Today in 2020, social media usage is widespread. 88% of 18 to 29 year olds have at least one active social media account, and public figures such as the president of the United States use Twitter to publicly project their views to the world.

Midway through March, whilst the national lockdown was in effect in Britain, I took the decision to delete most social media apps from my phone and see if I could last a month without them. Applications which I use primarily for messaging like Snapchat and Facebook Messenger would stay, but everything else would be deactivated and uninstalled.

Like many other teenagers my age, I spent an excessive amount of time scrolling through Facebook feeds and Instagram stories, often times for no meaningful purpose other than to pass time when I was bored or lying in bed. I was like a Pavlovian dog, refreshing the page for an extra like on one of my Instagram photos.

Do I really need to like Facebook posts of Cristiano Ronaldo on holiday with his family? Why am I watching an Instagram Live from someone I don’t even know in real life? My ‘screen time’ figures on my iPhone were not pretty, and I frequently broke the 30-minute daily cap I set for myself.

The initial idea to try a month without social media stemmed from a book I read aptly titled Ten Arguments for Deleting Your Social Media Accounts Right Now by Jaron Lanier, which I stumbled across whilst browsing in the library last year. I found the points he made quite convincing, so I decided to give the challenge a go.

For the first week or so, it was quite difficult. I would open up my phone throughout the day and try to find the Instagram app, only to find it missing from the home screen. Using Instagram every day for months had conditioned my brain to crave it.

It isn’t entirely my fault though, as social media companies use psychological tricks to make it hard to leave the ecosystem. They may send you notifications if you haven’t opened the app in a while. The option to permanently delete your profile is hidden away in the settings tab.

In his TED talk in 2016, Professor Cal Newport likens social media consumption to that of a slot machine, giving you small treats and boosts to your dopamine levels in exchange for minutes of your attention.
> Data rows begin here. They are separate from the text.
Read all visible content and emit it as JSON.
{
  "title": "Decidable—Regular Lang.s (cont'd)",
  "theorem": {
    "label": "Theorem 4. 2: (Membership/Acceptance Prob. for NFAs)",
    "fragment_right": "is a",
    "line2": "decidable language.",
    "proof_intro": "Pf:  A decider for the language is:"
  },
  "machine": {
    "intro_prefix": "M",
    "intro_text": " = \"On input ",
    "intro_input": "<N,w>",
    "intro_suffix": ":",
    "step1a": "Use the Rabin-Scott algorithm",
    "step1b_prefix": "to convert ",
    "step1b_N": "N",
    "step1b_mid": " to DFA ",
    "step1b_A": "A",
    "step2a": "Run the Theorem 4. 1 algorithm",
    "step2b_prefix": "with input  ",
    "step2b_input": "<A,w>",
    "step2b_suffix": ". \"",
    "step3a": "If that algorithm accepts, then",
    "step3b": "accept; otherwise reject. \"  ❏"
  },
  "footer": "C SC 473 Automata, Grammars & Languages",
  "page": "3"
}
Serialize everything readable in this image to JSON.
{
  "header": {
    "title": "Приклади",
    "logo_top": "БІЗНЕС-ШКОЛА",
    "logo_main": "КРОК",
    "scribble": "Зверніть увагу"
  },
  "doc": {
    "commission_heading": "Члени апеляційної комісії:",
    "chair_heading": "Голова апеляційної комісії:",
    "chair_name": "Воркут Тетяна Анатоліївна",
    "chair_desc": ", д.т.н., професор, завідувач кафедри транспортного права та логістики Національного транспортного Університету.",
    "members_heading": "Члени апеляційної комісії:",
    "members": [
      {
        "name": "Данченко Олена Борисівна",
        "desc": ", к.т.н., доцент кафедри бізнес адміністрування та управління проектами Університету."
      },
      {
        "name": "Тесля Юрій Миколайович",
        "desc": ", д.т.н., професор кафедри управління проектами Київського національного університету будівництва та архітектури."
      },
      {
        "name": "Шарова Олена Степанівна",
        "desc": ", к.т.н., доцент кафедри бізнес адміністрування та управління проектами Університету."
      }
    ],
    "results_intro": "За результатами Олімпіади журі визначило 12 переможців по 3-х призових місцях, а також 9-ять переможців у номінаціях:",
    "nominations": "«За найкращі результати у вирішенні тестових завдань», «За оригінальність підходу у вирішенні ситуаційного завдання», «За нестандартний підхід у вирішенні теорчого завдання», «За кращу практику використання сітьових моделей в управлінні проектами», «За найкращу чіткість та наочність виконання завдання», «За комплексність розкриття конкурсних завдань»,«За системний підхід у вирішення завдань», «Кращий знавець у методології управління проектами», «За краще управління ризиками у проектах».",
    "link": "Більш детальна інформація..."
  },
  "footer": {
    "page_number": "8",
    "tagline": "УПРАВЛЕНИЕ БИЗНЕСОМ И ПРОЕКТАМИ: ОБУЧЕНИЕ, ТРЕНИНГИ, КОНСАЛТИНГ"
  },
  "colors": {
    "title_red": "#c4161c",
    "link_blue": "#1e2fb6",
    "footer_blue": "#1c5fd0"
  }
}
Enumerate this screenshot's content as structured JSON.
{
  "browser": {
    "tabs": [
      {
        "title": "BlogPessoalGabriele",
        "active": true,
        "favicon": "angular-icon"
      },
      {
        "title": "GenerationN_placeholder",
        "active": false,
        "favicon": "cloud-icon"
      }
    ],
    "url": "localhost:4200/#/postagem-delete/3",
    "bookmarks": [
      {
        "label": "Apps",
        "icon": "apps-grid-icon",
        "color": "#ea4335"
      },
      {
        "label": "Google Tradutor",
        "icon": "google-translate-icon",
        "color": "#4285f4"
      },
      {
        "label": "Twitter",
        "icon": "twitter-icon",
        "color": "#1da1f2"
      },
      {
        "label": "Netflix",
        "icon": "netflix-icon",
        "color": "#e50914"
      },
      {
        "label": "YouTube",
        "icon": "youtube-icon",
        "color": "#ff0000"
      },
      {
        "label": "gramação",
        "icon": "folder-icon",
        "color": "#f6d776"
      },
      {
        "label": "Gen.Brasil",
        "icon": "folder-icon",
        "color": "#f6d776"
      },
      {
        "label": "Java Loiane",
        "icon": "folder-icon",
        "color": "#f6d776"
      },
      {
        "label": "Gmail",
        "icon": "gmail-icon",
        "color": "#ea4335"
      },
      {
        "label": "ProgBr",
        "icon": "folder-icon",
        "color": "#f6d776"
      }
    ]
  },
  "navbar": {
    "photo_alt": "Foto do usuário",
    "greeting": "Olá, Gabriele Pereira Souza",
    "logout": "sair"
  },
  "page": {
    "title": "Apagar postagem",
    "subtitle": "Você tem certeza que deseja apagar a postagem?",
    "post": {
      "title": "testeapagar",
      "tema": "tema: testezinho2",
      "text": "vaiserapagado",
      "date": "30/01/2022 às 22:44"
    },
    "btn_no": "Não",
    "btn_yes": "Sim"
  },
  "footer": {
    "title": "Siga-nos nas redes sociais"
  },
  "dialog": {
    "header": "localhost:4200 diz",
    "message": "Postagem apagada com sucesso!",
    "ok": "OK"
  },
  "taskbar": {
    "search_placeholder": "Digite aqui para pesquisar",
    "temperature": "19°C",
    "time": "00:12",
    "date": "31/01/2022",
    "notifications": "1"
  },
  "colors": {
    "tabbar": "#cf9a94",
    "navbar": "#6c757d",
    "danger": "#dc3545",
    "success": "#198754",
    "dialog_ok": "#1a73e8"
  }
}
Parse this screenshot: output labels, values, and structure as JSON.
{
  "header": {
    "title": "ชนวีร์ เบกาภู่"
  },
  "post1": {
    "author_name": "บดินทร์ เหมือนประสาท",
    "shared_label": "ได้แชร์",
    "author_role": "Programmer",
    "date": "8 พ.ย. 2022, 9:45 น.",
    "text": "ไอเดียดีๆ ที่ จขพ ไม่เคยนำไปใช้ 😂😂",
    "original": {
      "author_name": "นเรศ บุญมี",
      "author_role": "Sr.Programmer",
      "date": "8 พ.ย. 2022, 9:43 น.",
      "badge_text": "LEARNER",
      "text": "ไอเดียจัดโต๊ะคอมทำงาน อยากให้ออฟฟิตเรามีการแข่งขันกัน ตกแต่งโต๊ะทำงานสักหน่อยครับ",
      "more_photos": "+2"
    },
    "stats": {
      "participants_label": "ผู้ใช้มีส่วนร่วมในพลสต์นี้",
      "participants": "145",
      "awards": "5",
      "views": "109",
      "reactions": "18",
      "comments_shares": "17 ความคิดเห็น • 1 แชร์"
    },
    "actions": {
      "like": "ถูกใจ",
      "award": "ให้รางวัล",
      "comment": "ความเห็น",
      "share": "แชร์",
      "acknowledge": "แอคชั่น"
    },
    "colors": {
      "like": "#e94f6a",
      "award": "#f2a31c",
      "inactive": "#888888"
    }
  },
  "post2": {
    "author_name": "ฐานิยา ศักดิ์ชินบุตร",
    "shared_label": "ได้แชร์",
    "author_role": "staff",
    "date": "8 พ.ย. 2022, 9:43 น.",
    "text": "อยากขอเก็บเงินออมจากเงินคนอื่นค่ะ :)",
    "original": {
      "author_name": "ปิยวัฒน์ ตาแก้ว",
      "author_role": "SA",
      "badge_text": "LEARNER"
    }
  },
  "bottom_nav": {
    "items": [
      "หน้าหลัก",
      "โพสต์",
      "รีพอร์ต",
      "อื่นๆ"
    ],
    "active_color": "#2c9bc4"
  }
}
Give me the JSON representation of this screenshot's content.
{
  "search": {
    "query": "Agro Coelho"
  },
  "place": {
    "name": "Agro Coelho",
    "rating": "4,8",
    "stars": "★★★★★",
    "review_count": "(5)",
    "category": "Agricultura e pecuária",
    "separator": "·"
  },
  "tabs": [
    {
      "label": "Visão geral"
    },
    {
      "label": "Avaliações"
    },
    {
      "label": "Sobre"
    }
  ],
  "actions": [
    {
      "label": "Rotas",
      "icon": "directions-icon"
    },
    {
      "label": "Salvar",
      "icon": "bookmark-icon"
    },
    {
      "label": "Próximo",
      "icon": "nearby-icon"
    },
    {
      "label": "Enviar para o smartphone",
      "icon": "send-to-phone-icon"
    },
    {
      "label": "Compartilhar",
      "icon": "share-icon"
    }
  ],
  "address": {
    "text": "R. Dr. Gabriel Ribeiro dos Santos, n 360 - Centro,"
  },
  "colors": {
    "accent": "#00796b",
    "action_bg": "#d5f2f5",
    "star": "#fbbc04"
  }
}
Quitting a service like Instagram is not designed to be easy.

Newport also goes on to explain in his talk that companies tweak their applications in order to maximise the amount of time users spend on their app. This was seen most clearly in 2016, when Instagram announced they were overhauling their chronological feed with a new algorithm feed that would be ‘ordered to show the moments we believe you care about most’.

Previously, a user could ‘complete’ Instagram for the day by being up to date with all the days posts. Now, with the current feed, users are subject to an endless stream of content. Individuals can waste their life away observing other peoples’ carefully curated profiles whilst wishing something exciting was happening in their own lives.

The move away from the fundamentals of social media such as messaging to content like videos and posts which can be liked and shared inherently increases the amount of time an individual spends on social media platforms. People can browse the Instagram ‘discover’ tab or get lost down the YouTube recommended videos sidebar for hours at a time.

Social media is fine in moderation, but as Jeremy Nobel stresses: “As with any diet that tilts heavily toward foods that lack nutritional value, an excessive intake of social media may be bad for your health”.

This is precisely the problem. Teenagers today in our ever-digital world are spending much longer than 30 minutes or an hour online. According to a Pew Research Center survey, over half of American teenagers admit they spend too much time on their mobile phone, and 72% of them say they check their phone for notifications as soon as they wake up. For many young people, this is not sporadic use but a dependence on social media as a form of entertainment, distraction or escapism.

A reliance on social media often has negative side effects too. A January 2020 Cigna study found that there was an increasing correlation between social media usage and feelings of loneliness.

In 2017, the Royal Society for Public Health concluded that Instagram was the worst social media platform for mental health, in large part due to body image and ‘FOMO’ concerns. Whilst Instagram have toyed with the idea of hiding the number of likes on posts to ‘remove pressure on users’, these seem like baby steps in terms of addressing an increasingly serious problem.

In a few years, we will look back on the 2010s and recognise it as an era dominated by social media and the emergence of the superpowers in Silicon Valley. Social media may have originally intended to bring people together, but currently it seems to be driving people apart.